Introduction to Sanford Wurmfeld’s Book Color Seminar
by Matthew Deleget

The following text was included at the introduction to the book Color Seminar by Sanford Wurmfeld published by MINUS SPACE, Brooklyn, NY, in 2019.

 

The selection of color has always been a fundamental problem of painting. How artists solve this problem reflects why they paint and what they communicate to their viewers. Color theory is the result of a search for information about the human visual experience of color and an attempt to formulate relationships between this experience and its causes.

In the spring of 1985, New York City–based artist Sanford Wurmfeld wrote the above words in the catalogue essay introducing a groundbreaking exhibition he curated for the Bertha and Karl Leubsdorf Art Gallery at Hunter College entitled Color Documents: A Presentational Theory. Dozens of original treatises and diagrammatic plates were featured in the show describing European and American color systems published from the eighteenth century to the present, many loaned from his own comprehensive personal library. Created by both artists and scientists alike, these systems endeavored to empirically organize color stimulus according to direct visual experience.

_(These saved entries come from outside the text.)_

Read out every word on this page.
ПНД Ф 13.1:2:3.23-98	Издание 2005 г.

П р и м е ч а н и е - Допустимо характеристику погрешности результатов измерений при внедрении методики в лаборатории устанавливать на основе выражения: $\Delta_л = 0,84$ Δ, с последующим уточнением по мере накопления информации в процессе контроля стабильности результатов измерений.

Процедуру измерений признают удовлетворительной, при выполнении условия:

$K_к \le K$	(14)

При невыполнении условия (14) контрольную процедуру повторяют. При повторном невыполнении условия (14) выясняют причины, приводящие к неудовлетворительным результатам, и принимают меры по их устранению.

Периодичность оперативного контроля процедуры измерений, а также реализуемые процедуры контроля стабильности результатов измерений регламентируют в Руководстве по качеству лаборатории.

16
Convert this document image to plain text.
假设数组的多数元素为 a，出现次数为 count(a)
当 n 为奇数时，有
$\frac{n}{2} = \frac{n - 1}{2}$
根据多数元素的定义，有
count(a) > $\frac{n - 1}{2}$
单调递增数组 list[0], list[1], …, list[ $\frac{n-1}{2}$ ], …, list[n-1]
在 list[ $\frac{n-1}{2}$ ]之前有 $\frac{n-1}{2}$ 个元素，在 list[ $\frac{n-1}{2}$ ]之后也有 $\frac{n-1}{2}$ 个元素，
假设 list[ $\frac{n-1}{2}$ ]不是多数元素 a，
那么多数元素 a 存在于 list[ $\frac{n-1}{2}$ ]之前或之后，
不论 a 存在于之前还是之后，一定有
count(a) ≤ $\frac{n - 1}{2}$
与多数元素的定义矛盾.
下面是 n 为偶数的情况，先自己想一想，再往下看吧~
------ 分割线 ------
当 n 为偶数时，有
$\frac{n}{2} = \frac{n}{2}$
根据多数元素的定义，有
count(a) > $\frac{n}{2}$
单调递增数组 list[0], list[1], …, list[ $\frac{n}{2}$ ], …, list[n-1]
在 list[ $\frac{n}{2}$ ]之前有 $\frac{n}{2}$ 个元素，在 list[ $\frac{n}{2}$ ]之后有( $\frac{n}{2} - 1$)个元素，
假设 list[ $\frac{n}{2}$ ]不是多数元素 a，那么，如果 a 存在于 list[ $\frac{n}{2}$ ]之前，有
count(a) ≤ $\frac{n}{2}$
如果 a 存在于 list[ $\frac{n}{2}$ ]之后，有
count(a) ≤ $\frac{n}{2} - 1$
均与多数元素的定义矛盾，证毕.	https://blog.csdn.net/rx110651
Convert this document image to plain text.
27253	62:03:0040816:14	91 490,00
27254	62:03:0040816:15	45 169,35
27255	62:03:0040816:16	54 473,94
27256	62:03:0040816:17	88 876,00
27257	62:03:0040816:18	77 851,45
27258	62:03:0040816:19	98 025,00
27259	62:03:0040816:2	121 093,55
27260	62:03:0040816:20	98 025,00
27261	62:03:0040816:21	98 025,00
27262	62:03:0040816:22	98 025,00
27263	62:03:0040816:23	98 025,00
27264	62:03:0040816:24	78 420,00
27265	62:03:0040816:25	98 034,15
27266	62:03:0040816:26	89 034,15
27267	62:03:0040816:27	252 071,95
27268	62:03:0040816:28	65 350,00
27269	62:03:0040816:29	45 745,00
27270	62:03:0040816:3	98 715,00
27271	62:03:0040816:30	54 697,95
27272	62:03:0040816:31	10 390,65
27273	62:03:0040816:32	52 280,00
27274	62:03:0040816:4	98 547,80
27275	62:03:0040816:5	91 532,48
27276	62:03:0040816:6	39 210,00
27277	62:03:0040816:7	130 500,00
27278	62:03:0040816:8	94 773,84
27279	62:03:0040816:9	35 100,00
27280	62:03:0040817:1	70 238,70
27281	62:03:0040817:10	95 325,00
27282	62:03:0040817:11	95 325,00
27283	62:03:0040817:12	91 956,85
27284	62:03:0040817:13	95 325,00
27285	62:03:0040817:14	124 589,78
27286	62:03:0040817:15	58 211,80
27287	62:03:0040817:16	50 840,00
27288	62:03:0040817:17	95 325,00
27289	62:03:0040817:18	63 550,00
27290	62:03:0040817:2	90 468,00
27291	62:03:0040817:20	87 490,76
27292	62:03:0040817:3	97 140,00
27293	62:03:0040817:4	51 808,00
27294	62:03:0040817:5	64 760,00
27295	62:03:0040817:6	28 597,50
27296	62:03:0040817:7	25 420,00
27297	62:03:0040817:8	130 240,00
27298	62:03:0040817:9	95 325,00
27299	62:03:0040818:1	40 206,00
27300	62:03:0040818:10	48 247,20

On the heels of this innovative exhibition, Wurmfeld conceived and began offering his now legendary Color Seminar course at Hunter College, where he had been teaching since 1967 and served as Chairperson of the Art Department (from 1978 to 2006). Building and expanding upon concepts examined in earlier classes he taught—including Psychology and Art, as well as History of Color Theory—Wurmfeld’s new course brought concepts from divergent subjects such as semiotics, sign theory, and communication theory to the discussion of color experience in art. The course challenged participating students to look well beyond the then-standard art historical analysis of an artwork’s iconography and to equally consider its aesthetic qualities as well, namely color.

Geared to artists and art historians, Wurmfeld taught his Color Seminar each semester for the next twenty-five years, with his last class taking place in the spring of 2012, the year he retired. All told, more than five-hundred individuals participated in his elective course, and its extensive and continuing impact on contemporary art discourse, and on abstract painting in particular, cannot be overstated. From studios to classrooms, former students, now established artists in their own right, for years now have been teaching their own interpretations of this course in visual arts and curatorial programs across the country.

Wurmfeld’s own studio work has exhaustively investigated the subject of color and its capacity to elicit wide-ranging emotional responses in the viewer for more than five decades. He first began to explore color constructs in the spring of 1966 with a series of shaped abstract paintings and relief works organized around a restricted palette of just three colors. In subsequent decades, his purview expanded greatly to explore a broad array of color strategies across a wide variety of differing media, including painting, works on paper, sculpture, installation, and filmmaking. In 2000, Wurmfeld’s research culminated in his first Cyclorama, an immense and immersive elliptical color environment fusing together elements of painting, architecture, and time into a true Gesamtkunstwerk. He continues to investigate this distinctive format today and recently completed his third Cyclorama installment which will be premiered this coming fall at the Herron School of Art and Design Galleries in the Midwest, where I grew up.

I have had the great pleasure of collaborating with Sandy Wurmfeld here at the gallery for nearly a decade, so it is truly an honor to present his renowned Color Seminar transcribed in its entirety, and complemented by the artist’s subsequent reflections, in this handsome hardbound book. The publication begins with a discussion of afterimages and related experiments concerning the nature of color experience. It then works its way through theoretical ideas about color and the phenomenology of perception, finally ending with a discussion of color as content in twentieth and twenty-first century abstraction—what Wurmfeld terms “presentational art”— with its emphasis on artists crafting the viewer experience through an active analysis of color. The book concludes with a substantive bibliography of additional resources for readers to continue their own self-directed research into color history and experience. This will be our first volume in an ongoing series of artist-centered publications.

My hope for this book is that it will stimulate innovative ideas, provoke heated discussions, produce compelling new works of art, and ultimately become a fundamental resource for artists and arts thinkers, valued equally alongside key publications such as Josef Albers’s Interaction of Color, John Berger’s Ways of Seeing, and Edward R. Tufte’s The Visual Display of Quantitative Information, among many others. I can only dream about what new color concepts and pathways forward this book will seed in artists, curators, historians, writers, and other creatives in the near and distant future. Twenty years from now, if I’m fortunate enough to still be around to discuss color concerns, I would be overjoyed to serendipitously find this book in the studios of artists, art school classrooms, libraries, and museum bookstores across the country and beyond.